How quickly should failover detect a dead proxy?

Aim for detection within 10-30 seconds. Use active health checks every 15-30 seconds combined with passive detection (tracking failed requests). The circuit breaker pattern can detect failures within 3-5 failed requests (seconds in high-throughput scenarios).

Should I use the same proxy provider for primary and backup?

No. True high availability requires multiple providers. If your primary provider has an outage, a backup on the same provider will also be down. Use at least two different providers, ideally with different infrastructure.

How do I handle partial proxy failures (slow but not dead)?

Set latency thresholds in addition to error detection. If a proxy responds but takes over 5 seconds, treat it as degraded and route traffic to faster alternatives. The weighted round-robin pattern can deprioritize slow proxies without fully removing them.

What is the difference between active and passive health checks?
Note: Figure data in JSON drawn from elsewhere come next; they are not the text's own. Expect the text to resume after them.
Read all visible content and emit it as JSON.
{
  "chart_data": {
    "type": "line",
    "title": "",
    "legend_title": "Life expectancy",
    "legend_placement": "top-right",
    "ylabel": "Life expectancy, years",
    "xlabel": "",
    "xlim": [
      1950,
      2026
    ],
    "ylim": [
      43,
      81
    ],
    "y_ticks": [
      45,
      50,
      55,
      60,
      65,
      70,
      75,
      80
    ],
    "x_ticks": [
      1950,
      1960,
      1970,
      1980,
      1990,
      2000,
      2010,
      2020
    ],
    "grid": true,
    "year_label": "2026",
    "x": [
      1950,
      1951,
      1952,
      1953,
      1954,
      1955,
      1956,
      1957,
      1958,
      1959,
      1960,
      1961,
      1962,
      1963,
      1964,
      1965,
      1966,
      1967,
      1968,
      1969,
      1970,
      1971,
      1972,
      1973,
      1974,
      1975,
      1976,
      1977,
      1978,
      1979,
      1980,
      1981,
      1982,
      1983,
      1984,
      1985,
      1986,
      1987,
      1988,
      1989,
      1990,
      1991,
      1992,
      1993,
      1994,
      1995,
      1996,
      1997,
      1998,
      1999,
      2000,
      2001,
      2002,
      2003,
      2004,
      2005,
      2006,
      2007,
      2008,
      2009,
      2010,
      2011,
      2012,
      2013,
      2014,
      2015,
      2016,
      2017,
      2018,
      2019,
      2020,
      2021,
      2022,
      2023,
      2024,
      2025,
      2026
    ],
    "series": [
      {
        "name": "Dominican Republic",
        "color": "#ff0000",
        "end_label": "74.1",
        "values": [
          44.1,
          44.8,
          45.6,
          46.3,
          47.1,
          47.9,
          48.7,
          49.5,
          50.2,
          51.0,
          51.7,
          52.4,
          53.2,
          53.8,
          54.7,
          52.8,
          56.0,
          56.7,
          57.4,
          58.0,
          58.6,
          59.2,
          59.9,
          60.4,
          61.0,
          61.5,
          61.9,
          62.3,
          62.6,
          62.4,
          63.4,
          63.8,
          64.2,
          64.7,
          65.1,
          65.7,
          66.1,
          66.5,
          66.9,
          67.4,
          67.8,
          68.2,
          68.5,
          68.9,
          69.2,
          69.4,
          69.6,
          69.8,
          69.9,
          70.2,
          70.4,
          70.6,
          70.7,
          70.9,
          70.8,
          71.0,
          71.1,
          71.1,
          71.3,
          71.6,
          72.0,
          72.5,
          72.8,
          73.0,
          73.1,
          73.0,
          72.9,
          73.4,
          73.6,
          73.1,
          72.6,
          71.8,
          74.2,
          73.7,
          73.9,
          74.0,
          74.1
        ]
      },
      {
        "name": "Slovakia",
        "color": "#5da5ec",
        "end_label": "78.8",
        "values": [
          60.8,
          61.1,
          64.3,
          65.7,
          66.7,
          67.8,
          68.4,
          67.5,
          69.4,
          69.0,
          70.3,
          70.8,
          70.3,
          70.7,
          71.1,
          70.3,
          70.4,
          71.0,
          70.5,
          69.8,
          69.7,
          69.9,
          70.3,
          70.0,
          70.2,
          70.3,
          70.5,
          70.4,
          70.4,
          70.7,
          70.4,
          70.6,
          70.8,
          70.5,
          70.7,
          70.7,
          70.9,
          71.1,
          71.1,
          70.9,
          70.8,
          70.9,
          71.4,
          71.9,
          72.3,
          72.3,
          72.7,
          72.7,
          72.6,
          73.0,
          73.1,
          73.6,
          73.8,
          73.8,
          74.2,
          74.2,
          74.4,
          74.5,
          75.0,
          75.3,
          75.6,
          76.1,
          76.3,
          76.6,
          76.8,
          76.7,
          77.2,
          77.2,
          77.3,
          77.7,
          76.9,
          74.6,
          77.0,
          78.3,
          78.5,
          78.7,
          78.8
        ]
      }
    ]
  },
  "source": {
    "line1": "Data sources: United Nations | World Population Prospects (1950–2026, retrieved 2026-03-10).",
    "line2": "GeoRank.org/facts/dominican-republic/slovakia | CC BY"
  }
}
Active health checks send periodic test requests to each proxy (e.g., every 30 seconds). Passive health checks monitor real traffic and mark proxies unhealthy based on actual failures. The best approach combines both for fast detection and accurate status.

How many backup proxies do I need?

A good rule of thumb is a 3:1 ratio — for every 3 primary proxies, have 1 backup ready. For critical operations, maintain a 1:1 ratio. Always have at least one alternative proxy provider configured, even if you rarely need it.